We can exploit the homogeneity of the polynomial and (on the set where $y \neq 0$) denote $u := \frac{x}{y}$, where we see that the equation is equivalent to $$u^4 - 2 u^3 + 3 u - 2 = 0 .$$
By the Rational Root Theorem, the only possible rational roots (in $u$) are $\pm 1, \pm 2$, and checking shows that among these only $+1$ is. Polynomial long division of the l.h.s. by $u - 1$ gives $$(u - 1) (u^3 - u^2 - u + 2) = 0 .$$ If the cubic is factorable over $\Bbb Q$, it has a (rational) root, and by the R.R.T. and our previous computation, $+1$ is the only possibility, but checking shows that it is not a root, so the l.h.s is completely factored over $\Bbb Q$.

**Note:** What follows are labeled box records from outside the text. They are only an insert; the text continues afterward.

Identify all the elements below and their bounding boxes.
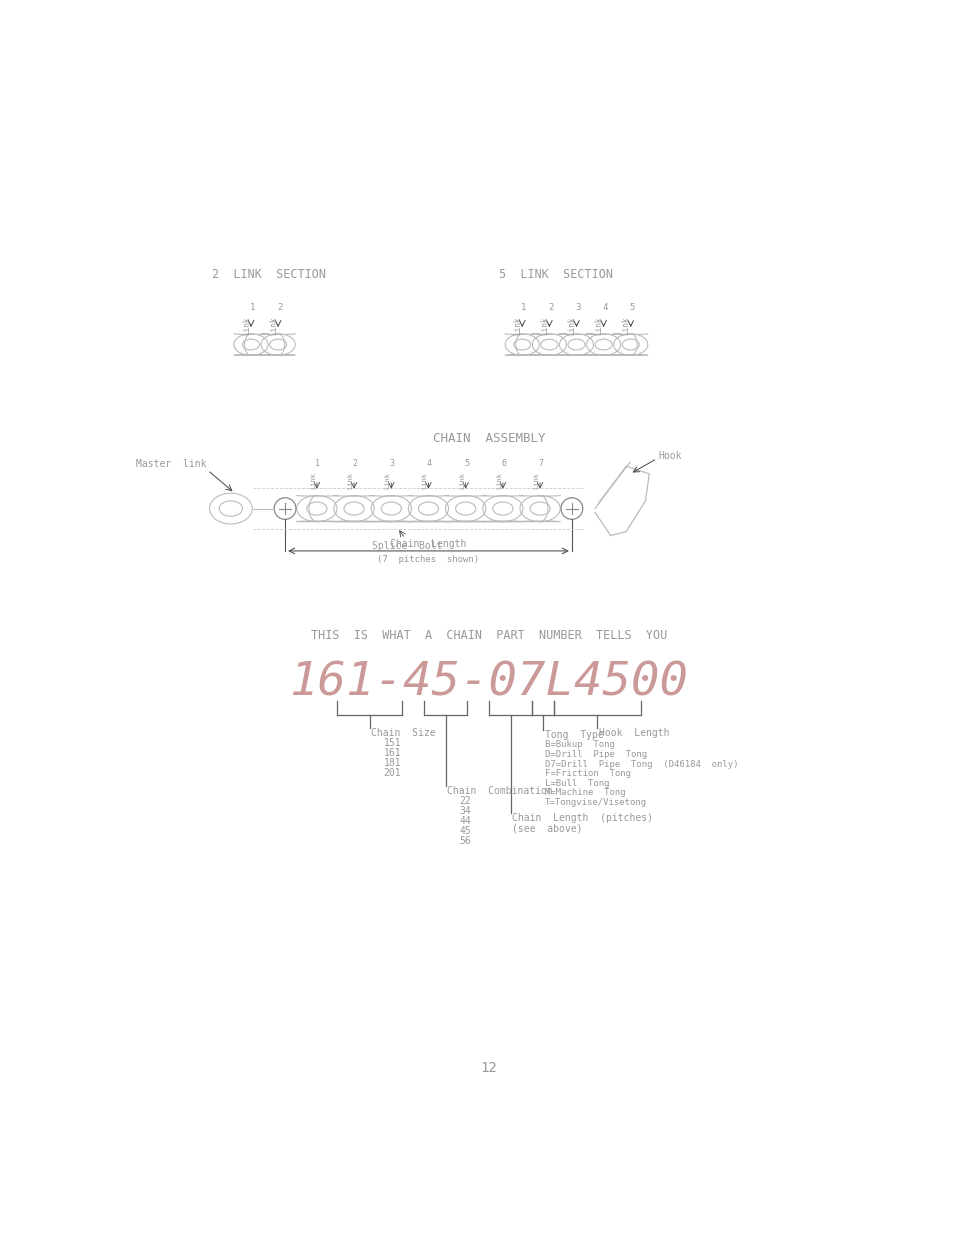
Text: Link: Link xyxy=(533,472,538,489)
Text: D7=Drill  Pipe  Tong  (D46184  only): D7=Drill Pipe Tong (D46184 only) xyxy=(544,760,738,768)
Text: B=Bukup  Tong: B=Bukup Tong xyxy=(544,740,614,750)
Text: Tong  Type: Tong Type xyxy=(544,730,603,740)
Text: 2: 2 xyxy=(548,304,553,312)
Text: Link: Link xyxy=(621,317,630,336)
Text: Hook: Hook xyxy=(658,451,681,461)
Text: Link: Link xyxy=(496,472,501,489)
Text: 181: 181 xyxy=(383,758,400,768)
Text: Chain  Size: Chain Size xyxy=(371,727,436,739)
Text: Link: Link xyxy=(539,317,549,336)
Text: Chain  Length  (pitches): Chain Length (pitches) xyxy=(512,813,653,823)
Text: 45: 45 xyxy=(459,826,471,836)
Text: 6: 6 xyxy=(500,458,506,468)
Text: Link: Link xyxy=(310,472,315,489)
Text: 1: 1 xyxy=(314,458,320,468)
Text: 5: 5 xyxy=(629,304,635,312)
Text: THIS  IS  WHAT  A  CHAIN  PART  NUMBER  TELLS  YOU: THIS IS WHAT A CHAIN PART NUMBER TELLS Y… xyxy=(311,630,666,642)
Text: Link: Link xyxy=(421,472,427,489)
Text: 4: 4 xyxy=(602,304,607,312)
Text: Link: Link xyxy=(242,317,251,336)
Text: 34: 34 xyxy=(459,805,471,816)
Text: Link: Link xyxy=(567,317,576,336)
Text: 2  LINK  SECTION: 2 LINK SECTION xyxy=(212,268,326,280)
Text: Link: Link xyxy=(513,317,521,336)
Text: 7: 7 xyxy=(537,458,543,468)
Text: 4: 4 xyxy=(426,458,432,468)
Text: 3: 3 xyxy=(389,458,395,468)
Text: 44: 44 xyxy=(459,816,471,826)
Text: 161-45-07L4500: 161-45-07L4500 xyxy=(289,661,688,705)
Text: 3: 3 xyxy=(575,304,580,312)
Text: Chain  Length: Chain Length xyxy=(390,540,466,550)
Text: Master  link: Master link xyxy=(135,458,206,468)
Text: Link: Link xyxy=(594,317,603,336)
Text: 5  LINK  SECTION: 5 LINK SECTION xyxy=(498,268,613,280)
Text: 2: 2 xyxy=(276,304,282,312)
Text: Chain  Combination: Chain Combination xyxy=(447,785,552,795)
Text: 12: 12 xyxy=(480,1061,497,1074)
Text: 151: 151 xyxy=(383,739,400,748)
Text: L=Bull  Tong: L=Bull Tong xyxy=(544,779,609,788)
Text: Hook  Length: Hook Length xyxy=(598,727,669,739)
Text: Link: Link xyxy=(458,472,464,489)
Text: 56: 56 xyxy=(459,836,471,846)
Text: 2: 2 xyxy=(352,458,357,468)
Text: T=Tongvise/Visetong: T=Tongvise/Visetong xyxy=(544,798,646,808)
Text: 1: 1 xyxy=(520,304,526,312)
Text: CHAIN  ASSEMBLY: CHAIN ASSEMBLY xyxy=(433,431,544,445)
Text: 22: 22 xyxy=(459,795,471,805)
Text: D=Drill  Pipe  Tong: D=Drill Pipe Tong xyxy=(544,750,646,760)
Text: (7  pitches  shown): (7 pitches shown) xyxy=(377,555,479,563)
Text: (see  above): (see above) xyxy=(512,823,582,834)
Text: Link: Link xyxy=(269,317,278,336)
Text: M=Machine  Tong: M=Machine Tong xyxy=(544,788,625,798)
Text: Link: Link xyxy=(347,472,353,489)
Text: 161: 161 xyxy=(383,748,400,758)
Text: 5: 5 xyxy=(463,458,469,468)
Text: 201: 201 xyxy=(383,768,400,778)
Text: F=Friction  Tong: F=Friction Tong xyxy=(544,769,630,778)
Text: 1: 1 xyxy=(250,304,255,312)
Text: Splice  Bolt: Splice Bolt xyxy=(371,541,441,551)
Text: Link: Link xyxy=(384,472,390,489)
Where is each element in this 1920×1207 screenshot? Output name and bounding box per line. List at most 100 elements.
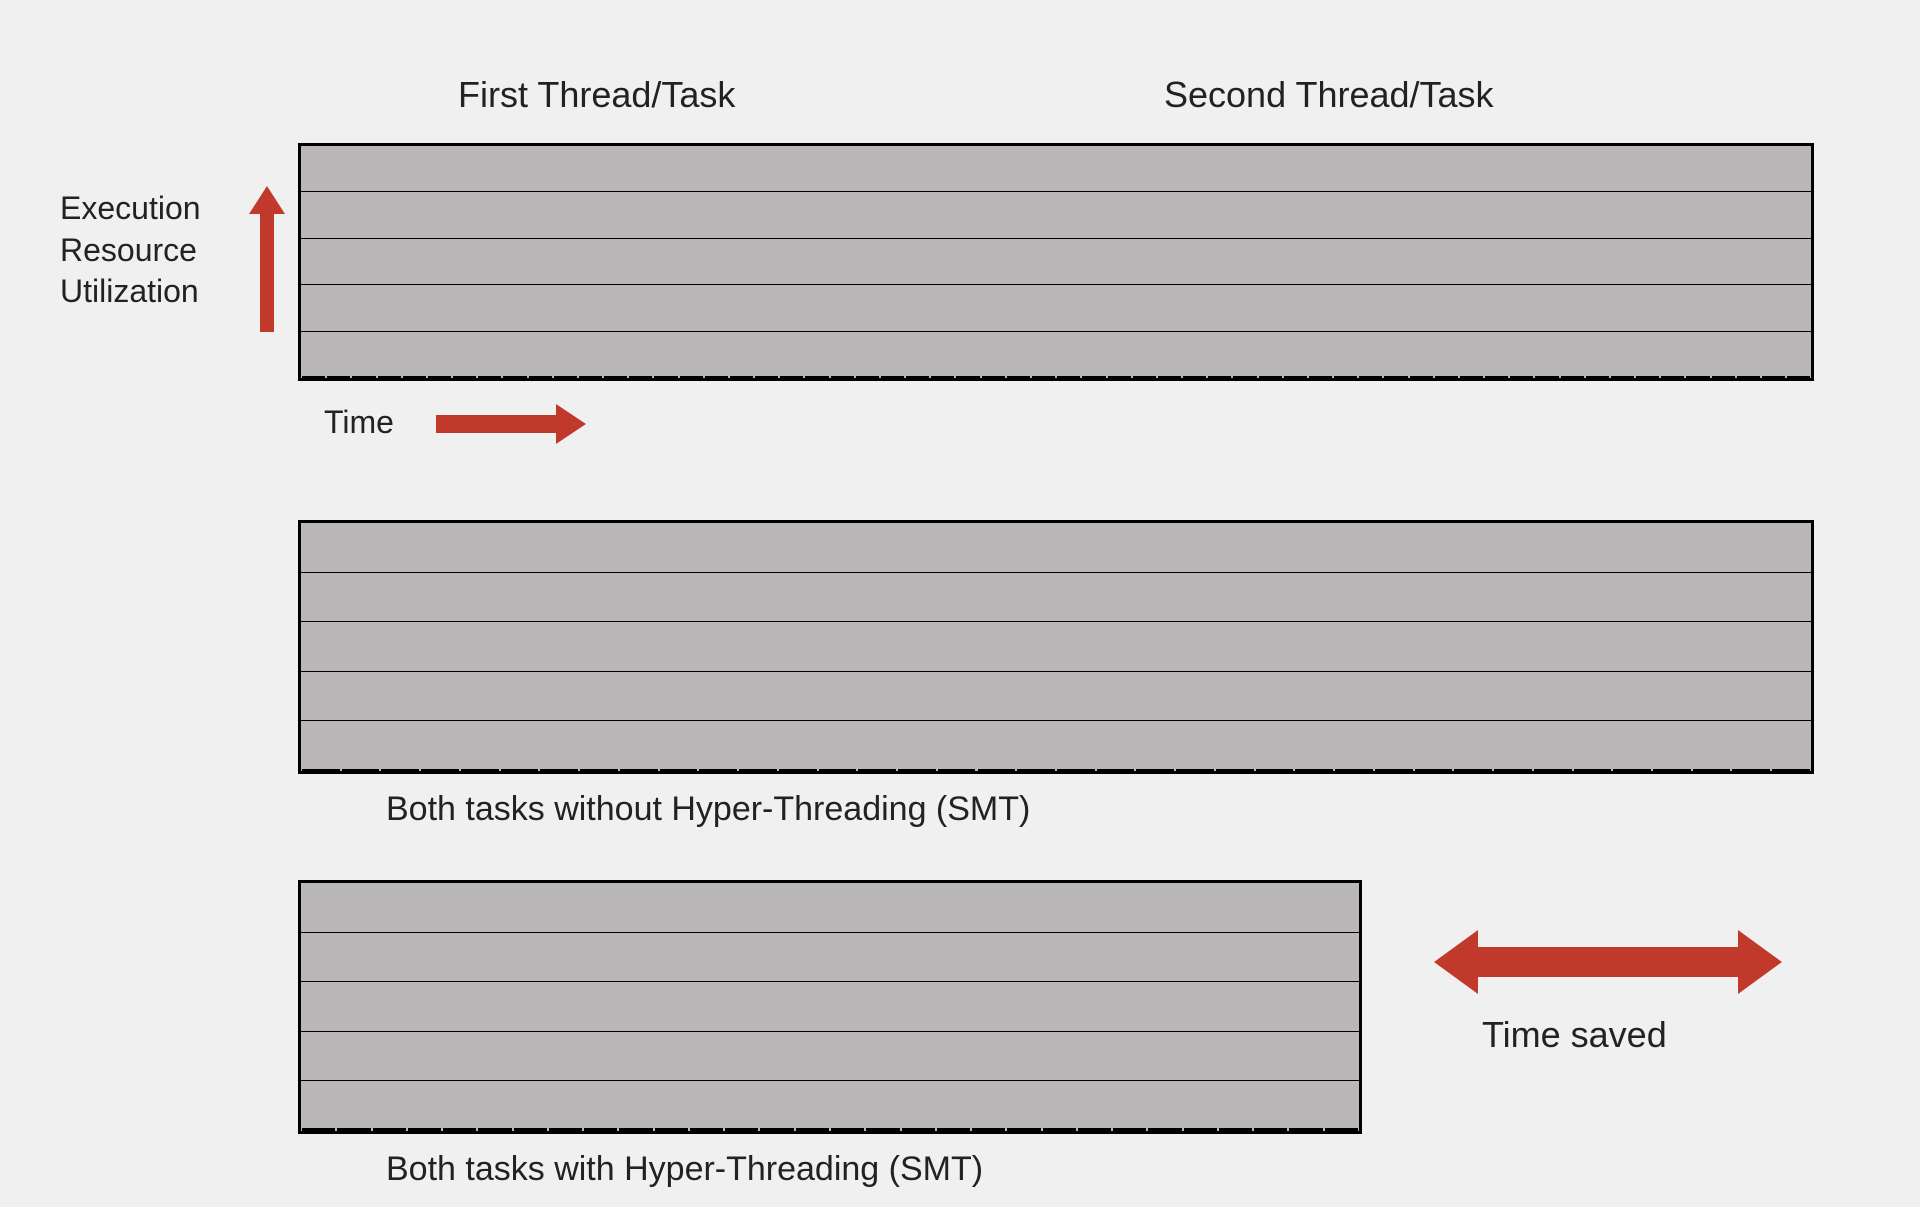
bar-blue [758,769,777,771]
bar-stacked [689,1128,724,1131]
bar-blue [1354,769,1373,771]
bar-group [778,769,818,771]
bar-orange [739,769,758,771]
bar [1484,376,1509,378]
bar-orange [584,1129,617,1131]
bar-group [659,769,699,771]
bar-orange [1325,1129,1358,1131]
bar-orange [1148,1129,1181,1131]
bar-group [301,769,341,771]
bar [981,376,1006,378]
bar-blue [1611,376,1634,378]
bar-orange [501,769,520,771]
bar-blue [1686,376,1709,378]
bar [1383,376,1408,378]
bar-orange [898,769,917,771]
bar-orange [443,1129,476,1131]
bar-blue [1076,769,1095,771]
bar-group [1294,769,1334,771]
bar [1157,376,1182,378]
chart-inner [301,523,1811,771]
bar-blue [1057,376,1080,378]
bar-stacked [1183,1128,1218,1131]
bar-orange [902,1129,935,1131]
bar [351,376,376,378]
bar-orange [831,376,854,378]
bar-orange [478,1129,511,1131]
bar-stacked [1077,1128,1112,1131]
bar-orange [478,376,501,378]
bar [301,376,326,378]
y-axis-label-line2: Resource [60,230,201,272]
bar-blue [1384,376,1407,378]
bar-group [1215,769,1255,771]
bar-blue [639,769,658,771]
bar-orange [1254,1129,1287,1131]
bar-stacked [901,1128,936,1131]
bar-stacked [759,1128,794,1131]
bar [1333,376,1358,378]
bar-orange [755,376,778,378]
bar-stacked [1042,1128,1077,1131]
bar-orange [937,1129,970,1131]
bar-stacked [971,1128,1006,1131]
bar-orange [858,769,877,771]
bar-blue [559,769,578,771]
bar [1585,376,1610,378]
bar-blue [480,769,499,771]
bar-blue [440,769,459,771]
bar [628,376,653,378]
bar [1660,376,1685,378]
first-thread-title: First Thread/Task [458,74,735,116]
bar-blue [1435,376,1458,378]
bar-stacked [372,1128,407,1131]
bar [729,376,754,378]
bar-orange [378,376,401,378]
bar-blue [1233,376,1256,378]
bar-stacked [513,1128,548,1131]
bar-blue [957,769,976,771]
bar-blue [1661,376,1684,378]
bar [1258,376,1283,378]
chart-without-smt [298,520,1814,774]
bar-orange [580,769,599,771]
bar-orange [373,1129,406,1131]
bar-stacked [477,1128,512,1131]
bar-stacked [1218,1128,1253,1131]
bar-stacked [1147,1128,1182,1131]
bar-orange [1032,376,1055,378]
bar-orange [690,1129,723,1131]
bar-orange [1184,1129,1217,1131]
bar-orange [514,1129,547,1131]
bar-group [1453,769,1493,771]
bar-blue [1410,376,1433,378]
bar [1056,376,1081,378]
bar-orange [1335,769,1354,771]
bar-orange [730,376,753,378]
bar [955,376,980,378]
bar-orange [655,1129,688,1131]
bar-blue [917,769,936,771]
bar [1635,376,1660,378]
bar-blue [1259,376,1282,378]
bar-group [937,769,977,771]
bar-stacked [336,1128,371,1131]
bar-blue [1108,376,1131,378]
bar-group [1612,769,1652,771]
bar-orange [956,376,979,378]
bar [1610,376,1635,378]
bar-orange [381,769,400,771]
bar-blue [1513,769,1532,771]
gridline [301,621,1811,622]
bar-blue [877,769,896,771]
bar [779,376,804,378]
bar [804,376,829,378]
bar-orange [1415,769,1434,771]
bar-group [1573,769,1613,771]
bar-orange [302,1129,335,1131]
bar-orange [327,376,350,378]
bar [1434,376,1459,378]
y-axis-label-line1: Execution [60,188,201,230]
bar-orange [1653,769,1672,771]
bar-blue [1036,769,1055,771]
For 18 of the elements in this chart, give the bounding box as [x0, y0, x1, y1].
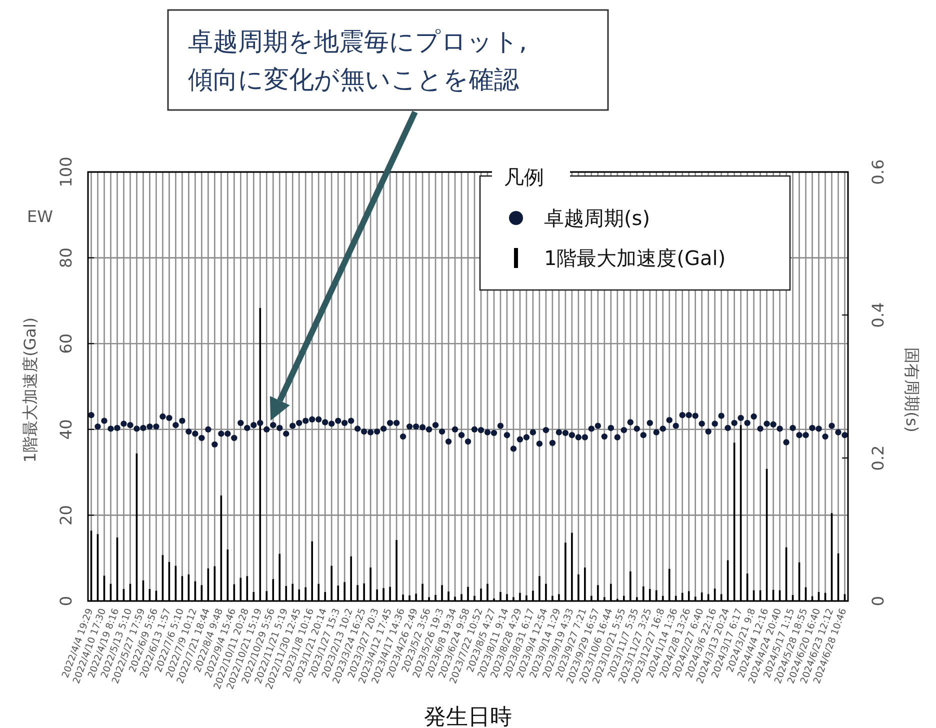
legend-label: 1階最大加速度(Gal) — [544, 246, 726, 270]
y2-tick-label: 0.2 — [868, 445, 888, 471]
y-tick-label: 0 — [56, 596, 76, 606]
y2-tick-label: 0.6 — [868, 159, 888, 185]
y2-axis-title: 固有周期(s) — [902, 348, 922, 432]
x-axis-title: 発生日時 — [424, 705, 512, 728]
y2-tick-label: 0.4 — [868, 302, 888, 328]
y2-tick-label: 0 — [868, 596, 888, 606]
y-tick-label: 100 — [56, 156, 76, 188]
text: EW — [27, 207, 54, 226]
y-tick-label: 40 — [56, 419, 76, 440]
y-tick-label: 60 — [56, 333, 76, 354]
y-tick-label: 20 — [56, 505, 76, 526]
text: 卓越周期を地震毎にプロット, 傾向に変化が無いことを確認 — [188, 27, 527, 94]
y-tick-label: 80 — [56, 248, 76, 268]
legend-label: 卓越周期(s) — [544, 206, 650, 230]
legend-title: 凡例 — [504, 165, 544, 189]
y-axis-title: 1階最大加速度(Gal) — [20, 317, 40, 463]
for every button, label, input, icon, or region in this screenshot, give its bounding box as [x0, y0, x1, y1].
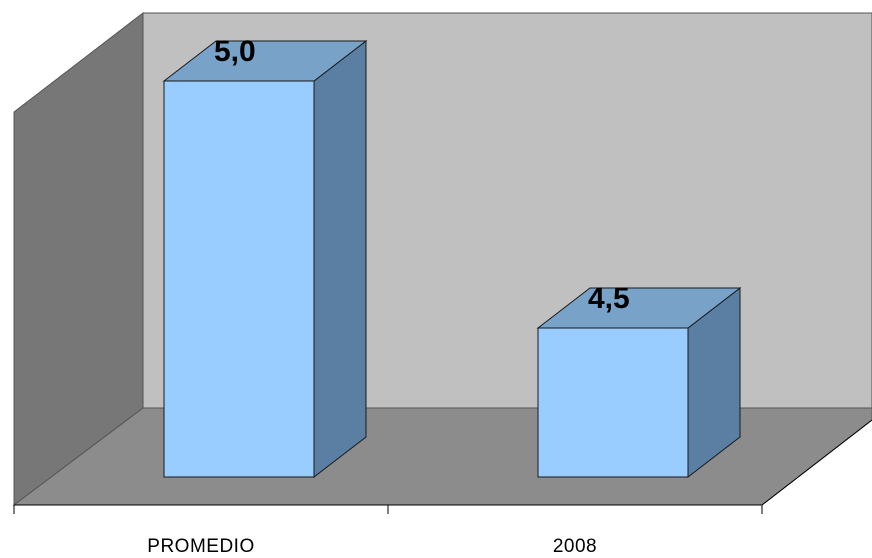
data-label-1: 4,5: [588, 282, 630, 315]
category-label-2008: 2008: [553, 536, 597, 557]
floor: [12, 407, 872, 506]
data-label-0: 5,0: [214, 35, 256, 68]
bar-top-0: [162, 40, 368, 82]
bar-side-0: [313, 39, 367, 479]
category-label-promedio: PROMEDIO: [147, 536, 254, 557]
bar-top-1: [536, 287, 742, 329]
bar-front-1: [537, 327, 689, 478]
x-axis-diagonal: [761, 419, 872, 506]
bar-front-0: [163, 80, 315, 478]
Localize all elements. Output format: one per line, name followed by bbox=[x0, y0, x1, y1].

Multiplying through by $y^4$ and distributing gives that, where $y \neq 0$, we have the factorization $$(x - y) (x^3 y - x^2 y^2 - x y^3 + 2 y^3) = 0 .$$ But then this factorization holds everywhere by continuity. Since all cubics have a root in $\Bbb R$, one can factor the cubic here further yielding $$(x - y) (x - \alpha y) q(x, y) = 0$$ for some $\alpha \in \Bbb R$ and homogeneous quadratic polynomial $q$. The particular cubic in $u$ has only one real root, so this is the complete factorization over $\Bbb R$. Of course, one can factor the quadratic over $\Bbb C$ and hence write the l.h.s. of the original equation as a product of four homogeneous linear factors, namely as $$(x - y) (x - \alpha y) (x - \beta y) (x - \bar{\beta} y) = 0$$ for some $\beta \in \Bbb C - \Bbb R$. In particular, the solution set (over $\Bbb C$) is the union $$\{x = y\} \cup \{x = \alpha y\} \cup \{x = \beta y\} \cup \{x = \bar \beta y\}$$ of four (complex) lines through the origin in $\Bbb C^2$, and the solution set (over $\Bbb R$) is the union $$\{x = y\} \cup \{x = \alpha y\}$$ of two lines through the origin in $\Bbb R^2$.